9. "I only regret that I have but one life to lose for my country"?

Answer: Nathan Hale

Nathan Hale gave this speech before being hanged by the British as a spy. Born in Connecticut, Hale was one of America's most remembered patriots. He was a successful teacher in Connecticut and later became a patriot in the American Revolutionary War. After graduating from Yale in 1774 he started teaching school in Connecticut.

In 1776 when Nathan Hale was crossing back onto American lines the British captured him. The British had discovered his true identity. Hale was taken to see General William Howe. Hale freely admitted his identity and his mission. Rumors said that his cousin Samuel Hale who was working for General William Howe probably betrayed Hale. Samuel Hale however denied the accusations and the rumors were never proven. Nathan Hale told the British that he was willing to die without regret.

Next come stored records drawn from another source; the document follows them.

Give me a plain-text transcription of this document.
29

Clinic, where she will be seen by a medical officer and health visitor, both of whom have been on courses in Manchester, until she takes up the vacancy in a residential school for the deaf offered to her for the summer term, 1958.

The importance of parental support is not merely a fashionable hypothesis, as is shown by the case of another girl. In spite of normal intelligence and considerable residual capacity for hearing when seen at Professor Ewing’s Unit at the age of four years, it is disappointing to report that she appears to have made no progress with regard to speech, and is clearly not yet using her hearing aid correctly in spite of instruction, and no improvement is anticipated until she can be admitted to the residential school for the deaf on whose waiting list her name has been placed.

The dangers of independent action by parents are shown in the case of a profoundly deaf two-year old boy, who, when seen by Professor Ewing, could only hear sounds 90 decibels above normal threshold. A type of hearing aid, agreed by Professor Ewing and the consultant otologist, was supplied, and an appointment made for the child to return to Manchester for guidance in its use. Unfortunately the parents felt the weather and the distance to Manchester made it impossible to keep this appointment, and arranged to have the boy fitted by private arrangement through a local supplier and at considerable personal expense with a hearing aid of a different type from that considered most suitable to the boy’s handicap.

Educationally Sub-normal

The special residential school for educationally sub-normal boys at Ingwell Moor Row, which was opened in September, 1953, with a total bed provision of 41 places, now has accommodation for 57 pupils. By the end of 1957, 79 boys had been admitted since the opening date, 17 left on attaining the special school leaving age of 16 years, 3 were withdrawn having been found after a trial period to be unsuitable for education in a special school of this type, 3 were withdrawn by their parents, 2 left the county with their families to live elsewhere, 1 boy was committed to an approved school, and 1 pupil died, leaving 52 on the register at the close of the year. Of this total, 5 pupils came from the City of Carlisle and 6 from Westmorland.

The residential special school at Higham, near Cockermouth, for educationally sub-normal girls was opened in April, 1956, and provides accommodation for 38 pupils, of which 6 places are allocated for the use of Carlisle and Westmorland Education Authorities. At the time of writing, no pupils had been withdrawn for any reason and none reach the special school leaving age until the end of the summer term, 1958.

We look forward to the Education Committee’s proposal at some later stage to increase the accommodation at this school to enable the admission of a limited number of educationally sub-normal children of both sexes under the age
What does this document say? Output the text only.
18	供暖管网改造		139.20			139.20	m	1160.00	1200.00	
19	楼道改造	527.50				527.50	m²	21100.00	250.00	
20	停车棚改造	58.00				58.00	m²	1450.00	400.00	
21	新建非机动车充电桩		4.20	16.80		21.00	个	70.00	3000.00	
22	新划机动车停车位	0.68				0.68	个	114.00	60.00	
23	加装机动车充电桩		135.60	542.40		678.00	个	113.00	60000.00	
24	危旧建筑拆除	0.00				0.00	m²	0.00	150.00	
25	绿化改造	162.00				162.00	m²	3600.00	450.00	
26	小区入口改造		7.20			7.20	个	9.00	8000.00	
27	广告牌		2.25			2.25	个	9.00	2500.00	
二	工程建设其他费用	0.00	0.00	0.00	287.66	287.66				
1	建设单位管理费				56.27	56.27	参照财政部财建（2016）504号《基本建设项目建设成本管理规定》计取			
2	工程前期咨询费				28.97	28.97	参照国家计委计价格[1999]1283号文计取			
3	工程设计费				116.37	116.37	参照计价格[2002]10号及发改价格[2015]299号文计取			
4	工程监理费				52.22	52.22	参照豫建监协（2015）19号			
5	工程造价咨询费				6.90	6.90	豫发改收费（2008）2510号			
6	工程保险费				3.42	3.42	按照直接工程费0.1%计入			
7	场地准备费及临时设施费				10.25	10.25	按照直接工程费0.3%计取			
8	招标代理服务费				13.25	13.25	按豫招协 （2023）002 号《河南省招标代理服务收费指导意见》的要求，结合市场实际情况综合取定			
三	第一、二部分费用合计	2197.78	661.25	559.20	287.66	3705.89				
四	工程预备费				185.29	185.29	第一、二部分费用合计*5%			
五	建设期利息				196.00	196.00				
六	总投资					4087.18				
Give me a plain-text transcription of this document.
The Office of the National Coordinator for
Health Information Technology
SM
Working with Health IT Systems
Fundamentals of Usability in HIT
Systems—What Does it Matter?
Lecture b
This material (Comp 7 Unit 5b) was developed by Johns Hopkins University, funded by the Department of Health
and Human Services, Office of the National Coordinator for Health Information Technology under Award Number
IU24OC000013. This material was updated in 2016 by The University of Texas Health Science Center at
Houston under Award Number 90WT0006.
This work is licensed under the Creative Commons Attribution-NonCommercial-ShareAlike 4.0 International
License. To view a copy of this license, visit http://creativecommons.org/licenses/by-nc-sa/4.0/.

On September 22, 1776 Nathan Hale was marched to his death. Before his execution he made a speech to the few attendees. According to tradition he ended his speech with the famous words cited above.
10. "I say I am yet too young to understand that God is any respecter of persons. I believe that to have interfered as I have done, as I have always freely admitted I have done, in behalf of His despised poor, I did not wrong, but right. Now, if it is deemed necessary that I should forfeit my life for the furtherance of the ends of justice, and mingle my blood further with the blood of my children and with the blood of millions in this slave country whose rights are disregarded by wicked, cruel, and unjust enactments, I say, let it be done"?

Answer: John Brown

Before hearing his sentence of execution by hanging, John Brown gave this speech during his trial in Charles Town, Virginia in 1859. John Brown was born into a deeply religious family in Torrington, Connecticut, in 1800. Brown was a man of action who would not be deterred from his mission of abolishing slavery in the United States.

On October 16, 1859, Brown led 21 men on a raid of the federal arsenal at Harpers Ferry, Virginia. His plan to arm slaves with the weapons he and his men seized from the arsenal was thwarted, however, by local farmers, militiamen, and Marines led by Robert E. Lee. Within 36 hours of the attack, most of Brown's men had been killed or captured.

Despite his contributions to the anti-slavery cause, Brown did not emerge as a figure of major significance until 1855 after he followed five of his sons to the Kansas territory. There, he became the leader of anti-slavery guerillas and fought a proslavery attack against the anti-slavery town of Lawrence.

Many famous writers of his time such as Thoreau and Emerson praised what they viewed as John Brown's exemplary moral courage. Even some Southerners publicly admired Brown's fierce dedication to his principles and the "death and honor" culture which Brown was influenced by.